When Ms. Ferri thought we were ready, she stood up on her stilts with the help of a stagehand. “And now, what every well-dressed giant wears,” she said, glancing up at the large oval frame that held her skirt. The outer fabric was teal satin, like her bodice, but inside, the skirt was lined with plain white cotton material. Ms. Ferri held both arms up in the air as more stagehands started to lower the skirt over her.
Once the huge skirt had settled to the floor, the stagehands helped position it around Ms. Ferri’s waist. To show us what it would look like to the audience, Ms. Ferri began to step sideways, the skirt bouncing up slightly on one side and then on the other like water lapping at the edges of a bowl.
“Now let’s practice getting inside and out,” Ms. Ferri said, beckoning us over.
Two of the stagehands lifted one end of the skirt, and we formed a line to file under it. As the hem settled back down to the floor, it was suddenly very dim. Only a faint light found its way through the layers of cloth. As roomy as the skirt might look from the outside, it was crowded for eight dancers in costume.
Above us, Ms. Ferri tapped the frame to get our attention. “I know it’s a little stuffy inside,” she warned, “but don’t let that throw you off. Stay focused.”
When Ms. Ferri pulled a drawstring, a panel rose on the front of her skirt. A thinner piece of material acted like a screen, and we slipped around that to step out of the skirt. In the crowded backstage area, we couldn’t rehearse our full routine, but we could practice leaving and entering the skirt. So Ms. Ferri kept us busy making entrances and exits. We also practiced moving short distances back and forth in the skirt.

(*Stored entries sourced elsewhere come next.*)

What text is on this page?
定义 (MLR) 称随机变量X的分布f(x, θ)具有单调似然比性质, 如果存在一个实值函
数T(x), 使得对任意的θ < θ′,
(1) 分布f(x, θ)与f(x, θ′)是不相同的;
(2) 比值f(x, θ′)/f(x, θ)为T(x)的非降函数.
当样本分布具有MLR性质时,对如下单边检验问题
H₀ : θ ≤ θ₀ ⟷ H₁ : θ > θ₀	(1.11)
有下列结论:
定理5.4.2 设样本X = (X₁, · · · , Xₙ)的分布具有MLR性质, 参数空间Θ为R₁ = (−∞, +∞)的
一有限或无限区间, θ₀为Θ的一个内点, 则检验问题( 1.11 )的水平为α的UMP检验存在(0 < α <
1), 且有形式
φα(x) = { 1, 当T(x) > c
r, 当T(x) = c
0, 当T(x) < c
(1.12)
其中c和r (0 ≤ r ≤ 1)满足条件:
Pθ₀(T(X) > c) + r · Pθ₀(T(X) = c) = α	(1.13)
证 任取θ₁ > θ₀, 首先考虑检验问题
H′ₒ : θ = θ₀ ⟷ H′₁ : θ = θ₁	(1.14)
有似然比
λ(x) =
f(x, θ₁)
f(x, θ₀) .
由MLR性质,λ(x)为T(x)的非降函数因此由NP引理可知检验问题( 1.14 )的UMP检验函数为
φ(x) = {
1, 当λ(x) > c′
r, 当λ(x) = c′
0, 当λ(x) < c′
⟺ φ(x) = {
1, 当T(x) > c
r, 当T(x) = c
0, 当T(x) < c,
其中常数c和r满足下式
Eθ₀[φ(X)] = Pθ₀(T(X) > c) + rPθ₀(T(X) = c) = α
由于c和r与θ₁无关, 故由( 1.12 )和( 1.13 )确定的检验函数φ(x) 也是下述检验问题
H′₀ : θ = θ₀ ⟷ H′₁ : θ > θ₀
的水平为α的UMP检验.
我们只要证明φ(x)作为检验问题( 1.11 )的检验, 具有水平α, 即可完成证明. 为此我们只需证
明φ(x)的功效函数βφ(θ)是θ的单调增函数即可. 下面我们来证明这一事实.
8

We stopped only when it was almost time for us to go onstage. Stagehands went ahead to clear chairs and props out of Ms. Ferri’s path. She moved toward the stage slowly, like a satin-covered whale. When we reached the wings, I caught just a glimpse of Jade and Paul sitting on a throne upstage before I had to get inside the skirt with the others and wait.
As the first shivery notes of the tambourines began, Ms. Ferri’s right stilt rose and sank slowly.
“One.”
Her left stilt went up and fell.
“Two.”
At “four,” she took a step toward the stage and then stopped. We took our own step, moving slowly onto the stage. By now, we were used to the stilts themselves, but it was a little strange walking under the dim skirt instead of in a bright studio.
When Ms. Ferri halted and the panel went up, it was a relief to see the bright lights of the stage. But we’d no sooner left Ms. Ferri than Mr. Kosloff had us repeat our entrance and exit again.
And again.
And again.
It felt like riding in a racecar that had to halt every few yards. We never reached full speed or practiced our full routine, but at least I danced okay and didn’t knock anyone over.
When we were back in the wings again, we were all glad to get out from under Ms. Ferri’s skirt. “Coming?” asked Luisa, nodding toward the hall that would take us to the dressing room.
I was about to follow her when I realized that the next number was “The Waltz of the Flowers.” I’d danced a shorter version of it at the Autumn Festival, so I wanted to see how real professionals did it.
“Do you want to stay and watch this with me?” I asked Luisa, and I was glad when she nodded yes. I gripped her arm excitedly as the flowers surged across the stage. They were all en pointe, and they seemed as light as dandelion fluff as they danced in intricate patterns and combinations of moves. The dancing was a lot more complicated than the routine I had done at our school show.
Luisa leaned her head against mine. “That’s going to be you someday,” she whispered to me.
“I hope so,” I said. But these dancers seemed so flawless. I watched them carefully, waiting for one to make a mistake. “Everyone makes mistakes,” Jackie Sanchez had said. But maybe she had just said that to make me feel better.
“The Waltz of the Flowers” finished without a hitch. That’s when anxiety started to creep back into my mind. Sitting in this elegant theater, watching professional dancers in full costume onstage, everything felt so important and spectacular. What if I make a mistake during our performance? I wondered. Worse yet, what if I’m the only one who makes a mistake?